I believe that the greatest thing that rap could teach me is something that I already learned in my street skating days, which is to know how to walk on the street and to learn how to carry oneself.
Why did you decide to unite Pardo É Papel and New Power for the first time at The Shed? What strengths do these works possess when shown together, as opposed to separately?
Since the beginning of the Pardo é Papel (The Glorious Victory) traveling show, I was adding at least one painting from New Power. Since this subseries had not been released yet, that was a way of introducing it within The Glorious Victory, the prologue to New Power. In The Glorious Victory, I paint the empowering of the black community through the ostentation of material goods such as cars, yachts, jewelry, and money, while also pointing to some professions of upward mobility for more melanated people, as is the case of music and soccer in Brazil. The Glorious Victory is also the period of my own rise as a visual artist, a new and unpredictable profession for a black person — especially one from a favela. Together with this, my exhibitions became relevant for managing to attract the public, from the urban outskirts to museums and galleries. This phenomenon was a prophecy in The Glorious Victory, which pointed to the narratives of New Power, where it is possible to see this community inhabiting white spaces dedicated to aesthetic appreciation and the maximum experience of privilege, which is subjectivity and abstraction.

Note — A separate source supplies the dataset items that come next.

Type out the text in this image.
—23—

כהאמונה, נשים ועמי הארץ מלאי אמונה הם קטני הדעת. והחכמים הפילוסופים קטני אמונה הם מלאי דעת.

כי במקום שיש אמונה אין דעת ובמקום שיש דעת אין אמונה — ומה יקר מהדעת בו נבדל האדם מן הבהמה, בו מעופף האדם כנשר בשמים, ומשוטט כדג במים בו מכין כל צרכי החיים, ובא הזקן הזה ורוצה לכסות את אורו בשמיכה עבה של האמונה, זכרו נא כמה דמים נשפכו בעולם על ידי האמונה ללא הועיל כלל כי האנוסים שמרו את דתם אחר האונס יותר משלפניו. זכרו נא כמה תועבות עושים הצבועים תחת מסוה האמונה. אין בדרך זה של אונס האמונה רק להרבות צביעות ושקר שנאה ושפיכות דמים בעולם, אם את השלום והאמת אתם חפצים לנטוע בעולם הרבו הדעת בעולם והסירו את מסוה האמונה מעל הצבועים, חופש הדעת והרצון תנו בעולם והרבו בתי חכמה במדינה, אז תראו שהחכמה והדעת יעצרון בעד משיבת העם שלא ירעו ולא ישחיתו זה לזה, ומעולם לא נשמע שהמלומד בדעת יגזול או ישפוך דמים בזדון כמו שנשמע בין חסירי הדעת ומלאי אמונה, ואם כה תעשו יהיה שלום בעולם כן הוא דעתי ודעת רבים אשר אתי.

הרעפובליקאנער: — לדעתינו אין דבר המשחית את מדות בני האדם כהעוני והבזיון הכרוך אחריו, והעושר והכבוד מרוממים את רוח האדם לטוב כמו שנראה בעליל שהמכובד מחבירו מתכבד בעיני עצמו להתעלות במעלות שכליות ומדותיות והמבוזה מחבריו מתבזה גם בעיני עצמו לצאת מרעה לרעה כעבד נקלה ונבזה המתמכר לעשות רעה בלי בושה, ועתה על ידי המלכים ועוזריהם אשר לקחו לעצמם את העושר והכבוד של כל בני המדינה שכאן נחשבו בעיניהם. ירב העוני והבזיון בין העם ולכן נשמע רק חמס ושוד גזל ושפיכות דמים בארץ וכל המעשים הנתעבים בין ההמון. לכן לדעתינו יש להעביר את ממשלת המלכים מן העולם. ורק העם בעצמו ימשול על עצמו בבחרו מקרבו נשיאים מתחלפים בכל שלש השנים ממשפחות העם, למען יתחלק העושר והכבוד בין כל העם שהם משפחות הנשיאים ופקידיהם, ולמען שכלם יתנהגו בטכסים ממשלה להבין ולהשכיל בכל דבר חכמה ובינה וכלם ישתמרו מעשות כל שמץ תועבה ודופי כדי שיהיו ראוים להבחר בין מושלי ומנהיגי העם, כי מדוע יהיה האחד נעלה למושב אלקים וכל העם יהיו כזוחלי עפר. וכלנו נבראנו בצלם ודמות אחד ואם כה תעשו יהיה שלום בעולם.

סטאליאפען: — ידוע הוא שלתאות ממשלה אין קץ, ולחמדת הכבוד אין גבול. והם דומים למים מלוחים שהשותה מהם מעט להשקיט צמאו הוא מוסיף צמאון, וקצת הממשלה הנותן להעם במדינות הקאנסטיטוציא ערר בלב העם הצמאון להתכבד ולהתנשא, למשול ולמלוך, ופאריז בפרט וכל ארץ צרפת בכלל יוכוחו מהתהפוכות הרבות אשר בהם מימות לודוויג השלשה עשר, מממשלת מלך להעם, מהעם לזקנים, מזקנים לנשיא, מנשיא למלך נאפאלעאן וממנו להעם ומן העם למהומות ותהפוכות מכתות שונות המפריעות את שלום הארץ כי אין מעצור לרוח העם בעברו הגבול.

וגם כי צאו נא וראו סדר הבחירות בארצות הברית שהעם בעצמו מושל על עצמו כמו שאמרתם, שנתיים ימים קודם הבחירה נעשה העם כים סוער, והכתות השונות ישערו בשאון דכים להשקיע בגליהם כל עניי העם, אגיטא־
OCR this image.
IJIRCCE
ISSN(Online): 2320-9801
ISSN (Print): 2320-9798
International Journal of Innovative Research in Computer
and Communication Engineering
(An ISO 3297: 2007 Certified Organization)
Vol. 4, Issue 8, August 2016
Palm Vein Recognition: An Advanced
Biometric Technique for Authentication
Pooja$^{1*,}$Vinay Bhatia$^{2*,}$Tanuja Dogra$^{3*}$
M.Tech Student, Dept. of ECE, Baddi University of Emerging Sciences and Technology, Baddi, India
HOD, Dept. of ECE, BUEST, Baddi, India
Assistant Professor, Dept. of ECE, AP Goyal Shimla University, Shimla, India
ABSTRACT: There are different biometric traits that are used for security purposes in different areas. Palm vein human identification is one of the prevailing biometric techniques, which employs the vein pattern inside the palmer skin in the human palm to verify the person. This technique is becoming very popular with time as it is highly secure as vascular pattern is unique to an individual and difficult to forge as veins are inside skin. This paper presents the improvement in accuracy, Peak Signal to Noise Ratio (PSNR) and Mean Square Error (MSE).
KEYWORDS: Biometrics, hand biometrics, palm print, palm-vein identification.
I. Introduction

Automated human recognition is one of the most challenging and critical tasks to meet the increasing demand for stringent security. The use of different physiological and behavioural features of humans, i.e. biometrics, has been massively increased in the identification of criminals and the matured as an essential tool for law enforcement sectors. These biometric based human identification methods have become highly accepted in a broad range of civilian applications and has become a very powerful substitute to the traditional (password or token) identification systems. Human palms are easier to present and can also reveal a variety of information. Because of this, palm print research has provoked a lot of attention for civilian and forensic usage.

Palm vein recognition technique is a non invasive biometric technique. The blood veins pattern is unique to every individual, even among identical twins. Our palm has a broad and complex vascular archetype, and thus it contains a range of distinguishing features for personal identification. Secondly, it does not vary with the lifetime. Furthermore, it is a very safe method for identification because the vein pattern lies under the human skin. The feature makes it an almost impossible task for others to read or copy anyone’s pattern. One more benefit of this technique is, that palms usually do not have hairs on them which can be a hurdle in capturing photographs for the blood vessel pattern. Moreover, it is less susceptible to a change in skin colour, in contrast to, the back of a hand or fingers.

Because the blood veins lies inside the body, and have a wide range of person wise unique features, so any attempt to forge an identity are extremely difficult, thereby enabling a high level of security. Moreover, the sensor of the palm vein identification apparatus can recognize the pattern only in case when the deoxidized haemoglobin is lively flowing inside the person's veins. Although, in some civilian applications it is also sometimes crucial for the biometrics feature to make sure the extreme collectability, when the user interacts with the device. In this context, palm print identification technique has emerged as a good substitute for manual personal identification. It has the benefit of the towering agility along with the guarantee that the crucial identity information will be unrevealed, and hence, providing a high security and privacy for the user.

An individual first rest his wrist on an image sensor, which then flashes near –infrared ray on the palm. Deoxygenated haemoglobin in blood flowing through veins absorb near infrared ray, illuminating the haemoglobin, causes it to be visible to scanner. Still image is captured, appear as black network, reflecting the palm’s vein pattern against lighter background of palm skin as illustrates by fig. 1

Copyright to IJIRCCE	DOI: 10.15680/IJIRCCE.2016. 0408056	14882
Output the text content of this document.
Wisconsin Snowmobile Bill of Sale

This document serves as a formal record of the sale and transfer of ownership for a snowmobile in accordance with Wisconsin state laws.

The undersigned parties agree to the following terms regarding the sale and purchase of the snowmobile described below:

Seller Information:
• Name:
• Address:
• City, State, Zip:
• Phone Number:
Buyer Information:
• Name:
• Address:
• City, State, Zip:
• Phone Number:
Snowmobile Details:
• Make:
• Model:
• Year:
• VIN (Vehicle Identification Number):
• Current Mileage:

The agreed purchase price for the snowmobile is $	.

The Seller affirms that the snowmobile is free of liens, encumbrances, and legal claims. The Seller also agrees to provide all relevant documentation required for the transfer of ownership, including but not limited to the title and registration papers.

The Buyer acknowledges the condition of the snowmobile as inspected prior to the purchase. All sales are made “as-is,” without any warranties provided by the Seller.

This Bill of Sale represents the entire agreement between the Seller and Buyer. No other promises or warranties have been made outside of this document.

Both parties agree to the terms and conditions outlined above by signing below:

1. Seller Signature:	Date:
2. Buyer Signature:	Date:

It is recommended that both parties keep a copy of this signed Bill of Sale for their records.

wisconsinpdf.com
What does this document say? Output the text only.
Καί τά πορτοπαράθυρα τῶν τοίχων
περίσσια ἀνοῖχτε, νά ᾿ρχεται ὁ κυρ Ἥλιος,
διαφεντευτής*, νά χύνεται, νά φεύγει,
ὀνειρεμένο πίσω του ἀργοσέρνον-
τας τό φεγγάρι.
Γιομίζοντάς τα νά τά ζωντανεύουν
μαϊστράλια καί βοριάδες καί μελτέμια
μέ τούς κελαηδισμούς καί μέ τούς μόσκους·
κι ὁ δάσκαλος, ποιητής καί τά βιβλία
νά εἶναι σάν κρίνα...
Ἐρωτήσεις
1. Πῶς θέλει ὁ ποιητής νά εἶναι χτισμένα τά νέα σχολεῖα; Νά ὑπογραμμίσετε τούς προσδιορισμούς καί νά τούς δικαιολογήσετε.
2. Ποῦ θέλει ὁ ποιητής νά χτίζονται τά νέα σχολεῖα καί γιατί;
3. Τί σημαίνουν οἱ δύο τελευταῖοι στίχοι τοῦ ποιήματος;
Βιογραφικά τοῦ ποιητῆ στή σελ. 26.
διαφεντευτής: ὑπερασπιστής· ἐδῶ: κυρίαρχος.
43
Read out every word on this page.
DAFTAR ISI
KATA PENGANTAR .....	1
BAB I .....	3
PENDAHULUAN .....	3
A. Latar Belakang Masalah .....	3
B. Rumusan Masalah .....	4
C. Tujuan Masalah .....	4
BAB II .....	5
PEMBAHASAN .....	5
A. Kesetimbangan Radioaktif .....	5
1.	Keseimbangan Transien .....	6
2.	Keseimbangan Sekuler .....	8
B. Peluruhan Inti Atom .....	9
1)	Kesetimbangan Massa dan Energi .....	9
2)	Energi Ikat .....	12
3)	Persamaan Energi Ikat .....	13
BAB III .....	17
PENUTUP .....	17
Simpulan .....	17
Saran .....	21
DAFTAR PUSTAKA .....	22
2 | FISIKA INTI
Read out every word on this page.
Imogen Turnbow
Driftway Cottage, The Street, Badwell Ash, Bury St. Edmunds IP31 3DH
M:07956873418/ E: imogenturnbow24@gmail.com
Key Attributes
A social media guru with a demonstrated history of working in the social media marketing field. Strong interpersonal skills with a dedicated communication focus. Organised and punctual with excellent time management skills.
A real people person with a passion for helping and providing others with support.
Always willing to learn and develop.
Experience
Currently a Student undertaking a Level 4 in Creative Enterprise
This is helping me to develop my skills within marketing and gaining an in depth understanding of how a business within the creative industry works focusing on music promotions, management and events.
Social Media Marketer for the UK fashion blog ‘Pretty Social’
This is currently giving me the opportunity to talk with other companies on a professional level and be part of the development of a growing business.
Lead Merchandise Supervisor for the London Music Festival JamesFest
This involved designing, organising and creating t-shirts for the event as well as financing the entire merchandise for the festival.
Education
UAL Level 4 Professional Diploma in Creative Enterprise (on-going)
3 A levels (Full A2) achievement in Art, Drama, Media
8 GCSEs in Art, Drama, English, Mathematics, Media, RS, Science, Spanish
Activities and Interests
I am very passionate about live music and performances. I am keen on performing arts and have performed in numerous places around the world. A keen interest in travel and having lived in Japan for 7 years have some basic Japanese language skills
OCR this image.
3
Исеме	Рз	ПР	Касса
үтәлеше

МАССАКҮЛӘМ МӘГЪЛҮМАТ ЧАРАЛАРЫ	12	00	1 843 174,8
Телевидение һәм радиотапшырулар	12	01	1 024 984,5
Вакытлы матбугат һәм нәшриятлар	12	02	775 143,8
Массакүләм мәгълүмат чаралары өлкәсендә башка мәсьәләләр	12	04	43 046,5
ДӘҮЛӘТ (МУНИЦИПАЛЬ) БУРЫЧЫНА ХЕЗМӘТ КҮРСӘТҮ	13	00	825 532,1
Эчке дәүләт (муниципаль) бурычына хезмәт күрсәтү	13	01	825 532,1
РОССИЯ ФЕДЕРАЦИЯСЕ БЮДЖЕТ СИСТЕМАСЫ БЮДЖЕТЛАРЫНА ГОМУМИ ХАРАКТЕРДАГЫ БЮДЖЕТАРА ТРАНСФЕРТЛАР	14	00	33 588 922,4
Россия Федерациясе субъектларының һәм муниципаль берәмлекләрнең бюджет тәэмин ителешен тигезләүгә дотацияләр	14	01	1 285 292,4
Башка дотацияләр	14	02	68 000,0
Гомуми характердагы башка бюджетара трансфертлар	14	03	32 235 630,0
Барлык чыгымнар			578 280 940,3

New Power, therefore, is contemporary art for this group. The brown rectangles in the images of this series are a direct reference to the large banners of brown paper which are of the works shown in The Glorious Victory. The white in the background is a nod to the white cube — the galleries and museums — while the black characters evince a sense of belonging to and a very tranquil relationship with this new universe. This is the scenario that I paint in New Power, but which was previously invoked in the first period of Pardo é Papel, in The Glorious Victory.
That is to say, when New Power and The Glorious Victory come together face to face, sharing the same room at The Shed, the power of this conceptual mirroring acquires physicality. This exhibition is self-referent and is constantly mirroring itself. By seeing and physically attending the show, one becomes fully and personally aware of how the series is contained in the other.